ただ、スペースに余力のある店舗となると、他の飲食チェーンとの競争が激しくなる。中でも、ドトールが得意とする都内では出店競争が厳しく、無理に出店するとなると自社ブランド同士で、客数の奪い合いが起きる懸念もある。

「(都内で)出店したとしても十分な売り上げを確保できるとは限らない。(大幅に店舗数を増やすのは)難しいだろう」と、ドトール・日レスHDの関根一博取締役は話す。

ドトールは今期、通期ベースで店舗純増20店を計画している。だが、8月までの時点で計22店舗を出店したものの、フランチャイズ店舗の閉店もあり、全体では1店舗の純増にとどまっている。通期20の純増計画はハードルが高そうだ。

出店の他にも、ドトールには一段成長に向けた課題がある。客数の取り戻しだ。

ドトールの既存店客数は2023年9月が前年同月比7.9%増、10月が5.2%増と上向いているように見えるが、「コロナ前の2019年と比べると90%に満たない」(ドトール・日レスHDの星野正則社長)。直近の売上高の挽回は、2022年12月に実施した値上げの寄与が大きいのだ。

戻りが鈍いのは朝の時間帯だ。コロナ影響が薄れたものの在宅ワークが定着したことで、「朝の出勤の際に、顧客がドトールに立ち寄ってコーヒーを買うような習慣が減ってしまった」と、関根取締役はこぼす。

この課題について、もちろんドトールは無策ではない。毎月異なるポイント還元キャンペーンを実施することで、顧客の集客に努める。

メニュー面でも強化を図る。2023年9月からハムタマゴサラダのモーニングセットを販売するなど、朝の時間帯での集客を意識した商品を拡充している。

ドトールは「コーヒー屋」のこだわり

カフェチェーンを取り巻く競争環境は、いっそう激しくなっている。「王者」スターバックスだけでなく、伊藤園傘下のタリーズコーヒー、フランチャイズ店を中心に急成長するコメダ珈琲店など強豪がひしめく。

低価格路線を標榜し、世界で急拡大するコッティコーヒーも2023年8月に日本に上陸した。ファストフードチェーンのマクドナルドやモスバーガーもカフェメニューに力を入れている。

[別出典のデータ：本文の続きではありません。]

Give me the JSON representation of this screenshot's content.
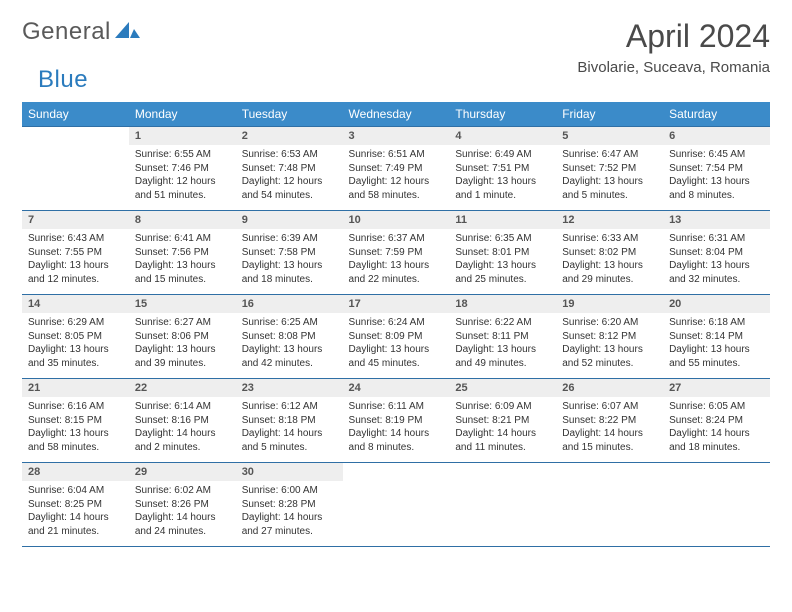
{
  "brand": {
    "part1": "General",
    "part2": "Blue"
  },
  "title": "April 2024",
  "location": "Bivolarie, Suceava, Romania",
  "colors": {
    "header_bg": "#3b8bc9",
    "header_text": "#ffffff",
    "daynum_bg": "#eeeeee",
    "rule": "#2f6fa5",
    "brand_gray": "#5a5a5a",
    "brand_blue": "#2b7bbd"
  },
  "typography": {
    "title_fontsize": 32,
    "location_fontsize": 15,
    "dayheader_fontsize": 12,
    "daynum_fontsize": 11,
    "detail_fontsize": 10
  },
  "day_headers": [
    "Sunday",
    "Monday",
    "Tuesday",
    "Wednesday",
    "Thursday",
    "Friday",
    "Saturday"
  ],
  "weeks": [
    {
      "nums": [
        "",
        "1",
        "2",
        "3",
        "4",
        "5",
        "6"
      ],
      "cells": [
        null,
        {
          "sunrise": "6:55 AM",
          "sunset": "7:46 PM",
          "daylight": "12 hours and 51 minutes."
        },
        {
          "sunrise": "6:53 AM",
          "sunset": "7:48 PM",
          "daylight": "12 hours and 54 minutes."
        },
        {
          "sunrise": "6:51 AM",
          "sunset": "7:49 PM",
          "daylight": "12 hours and 58 minutes."
        },
        {
          "sunrise": "6:49 AM",
          "sunset": "7:51 PM",
          "daylight": "13 hours and 1 minute."
        },
        {
          "sunrise": "6:47 AM",
          "sunset": "7:52 PM",
          "daylight": "13 hours and 5 minutes."
        },
        {
          "sunrise": "6:45 AM",
          "sunset": "7:54 PM",
          "daylight": "13 hours and 8 minutes."
        }
      ]
    },
    {
      "nums": [
        "7",
        "8",
        "9",
        "10",
        "11",
        "12",
        "13"
      ],
      "cells": [
        {
          "sunrise": "6:43 AM",
          "sunset": "7:55 PM",
          "daylight": "13 hours and 12 minutes."
        },
        {
          "sunrise": "6:41 AM",
          "sunset": "7:56 PM",
          "daylight": "13 hours and 15 minutes."
        },
        {
          "sunrise": "6:39 AM",
          "sunset": "7:58 PM",
          "daylight": "13 hours and 18 minutes."
        },
        {
          "sunrise": "6:37 AM",
          "sunset": "7:59 PM",
          "daylight": "13 hours and 22 minutes."
        },
        {
          "sunrise": "6:35 AM",
          "sunset": "8:01 PM",
          "daylight": "13 hours and 25 minutes."
        },
        {
          "sunrise": "6:33 AM",
          "sunset": "8:02 PM",
          "daylight": "13 hours and 29 minutes."
        },
        {
          "sunrise": "6:31 AM",
          "sunset": "8:04 PM",
          "daylight": "13 hours and 32 minutes."
        }
      ]
    },
    {
      "nums": [
        "14",
        "15",
        "16",
        "17",
        "18",
        "19",
        "20"
      ],
      "cells": [
        {
          "sunrise": "6:29 AM",
          "sunset": "8:05 PM",
          "daylight": "13 hours and 35 minutes."
        },
        {
          "sunrise": "6:27 AM",
          "sunset": "8:06 PM",
          "daylight": "13 hours and 39 minutes."
        },
        {
          "sunrise": "6:25 AM",
          "sunset": "8:08 PM",
          "daylight": "13 hours and 42 minutes."
        },
        {
          "sunrise": "6:24 AM",
          "sunset": "8:09 PM",
          "daylight": "13 hours and 45 minutes."
        },
        {
          "sunrise": "6:22 AM",
          "sunset": "8:11 PM",
          "daylight": "13 hours and 49 minutes."
        },
        {
          "sunrise": "6:20 AM",
          "sunset": "8:12 PM",
          "daylight": "13 hours and 52 minutes."
        },
        {
          "sunrise": "6:18 AM",
          "sunset": "8:14 PM",
          "daylight": "13 hours and 55 minutes."
        }
      ]
    },
    {
      "nums": [
        "21",
        "22",
        "23",
        "24",
        "25",
        "26",
        "27"
      ],
      "cells": [
        {
          "sunrise": "6:16 AM",
          "sunset": "8:15 PM",
          "daylight": "13 hours and 58 minutes."
        },
        {
          "sunrise": "6:14 AM",
          "sunset": "8:16 PM",
          "daylight": "14 hours and 2 minutes."
        },
        {
          "sunrise": "6:12 AM",
          "sunset": "8:18 PM",
          "daylight": "14 hours and 5 minutes."
        },
        {
          "sunrise": "6:11 AM",
          "sunset": "8:19 PM",
          "daylight": "14 hours and 8 minutes."
        },
        {
          "sunrise": "6:09 AM",
          "sunset": "8:21 PM",
          "daylight": "14 hours and 11 minutes."
        },
        {
          "sunrise": "6:07 AM",
          "sunset": "8:22 PM",
          "daylight": "14 hours and 15 minutes."
        },
        {
          "sunrise": "6:05 AM",
          "sunset": "8:24 PM",
          "daylight": "14 hours and 18 minutes."
        }
      ]
    },
    {
      "nums": [
        "28",
        "29",
        "30",
        "",
        "",
        "",
        ""
      ],
      "cells": [
        {
          "sunrise": "6:04 AM",
          "sunset": "8:25 PM",
          "daylight": "14 hours and 21 minutes."
        },
        {
          "sunrise": "6:02 AM",
          "sunset": "8:26 PM",
          "daylight": "14 hours and 24 minutes."
        },
        {
          "sunrise": "6:00 AM",
          "sunset": "8:28 PM",
          "daylight": "14 hours and 27 minutes."
        },
        null,
        null,
        null,
        null
      ]
    }
  ],
  "labels": {
    "sunrise": "Sunrise:",
    "sunset": "Sunset:",
    "daylight": "Daylight:"
  }
}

関根取締役は「スターバックスは(フラペチーノを柱とする)スイーツ屋だ。一方、ドトールは焙煎屋(コーヒー豆の焙煎加工卸会社)から出発したコーヒー屋。顧客の利用目的がそもそも違う」と強調する。飲料については、あくまでコーヒーにこだわった成長戦略を描く。

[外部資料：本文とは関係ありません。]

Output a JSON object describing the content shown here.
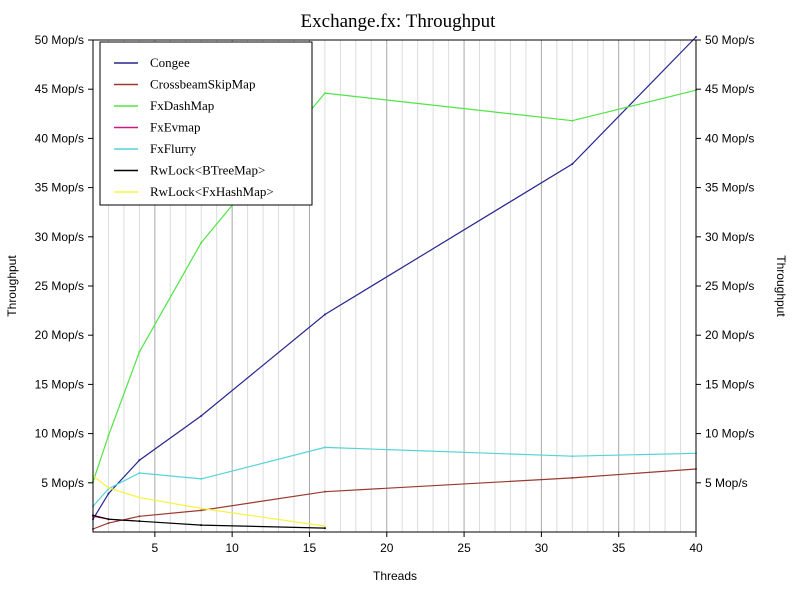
{
  "chart_data": {
    "type": "line",
    "title": "Exchange.fx: Throughput",
    "xlabel": "Threads",
    "ylabel": "Throughput",
    "ylabel_right": "Throughput",
    "xlim": [
      1,
      40
    ],
    "ylim": [
      0,
      50
    ],
    "x_ticks": [
      5,
      10,
      15,
      20,
      25,
      30,
      35,
      40
    ],
    "y_ticks": [
      5,
      10,
      15,
      20,
      25,
      30,
      35,
      40,
      45,
      50
    ],
    "y_tick_labels": [
      "5 Mop/s",
      "10 Mop/s",
      "15 Mop/s",
      "20 Mop/s",
      "25 Mop/s",
      "30 Mop/s",
      "35 Mop/s",
      "40 Mop/s",
      "45 Mop/s",
      "50 Mop/s"
    ],
    "grid": "vertical-per-thread",
    "legend_position": "top-left",
    "series": [
      {
        "name": "Congee",
        "color": "#27268f",
        "x": [
          1,
          2,
          4,
          8,
          16,
          32,
          40
        ],
        "y": [
          1.3,
          3.9,
          7.3,
          11.8,
          22.1,
          37.4,
          50.3
        ]
      },
      {
        "name": "CrossbeamSkipMap",
        "color": "#993a2f",
        "x": [
          1,
          2,
          4,
          8,
          16,
          32,
          40
        ],
        "y": [
          0.3,
          0.9,
          1.6,
          2.2,
          4.1,
          5.5,
          6.4
        ]
      },
      {
        "name": "FxDashMap",
        "color": "#4fe544",
        "x": [
          1,
          2,
          4,
          8,
          16,
          32,
          40
        ],
        "y": [
          5.1,
          9.8,
          18.3,
          29.4,
          44.6,
          41.8,
          44.9
        ]
      },
      {
        "name": "FxEvmap",
        "color": "#cc1a82",
        "x": [
          1,
          2,
          4
        ],
        "y": [
          1.6,
          1.3,
          1.1
        ]
      },
      {
        "name": "FxFlurry",
        "color": "#55d4d6",
        "x": [
          1,
          2,
          4,
          8,
          16,
          32,
          40
        ],
        "y": [
          2.6,
          4.4,
          6.0,
          5.4,
          8.6,
          7.7,
          8.0
        ]
      },
      {
        "name": "RwLock<BTreeMap>",
        "color": "#000000",
        "x": [
          1,
          2,
          4,
          8,
          16
        ],
        "y": [
          1.7,
          1.3,
          1.1,
          0.7,
          0.4
        ]
      },
      {
        "name": "RwLock<FxHashMap>",
        "color": "#f5f53c",
        "x": [
          1,
          2,
          4,
          8,
          16
        ],
        "y": [
          5.7,
          4.5,
          3.5,
          2.4,
          0.6
        ]
      }
    ]
  }
}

しかし、「コーヒー以外のドリンクをある程度充実させなければ、今後大きく業績を伸ばすことは難しいのではないか」と、カフェ業態に詳しい業界関係者は指摘する。

複数の課題を抱える「コーヒー屋」ドトールは、再成長へ向けてどのような戦略を描くのか。本格的に客数を取り戻せるかどうかが、当面の焦点となりそうだ。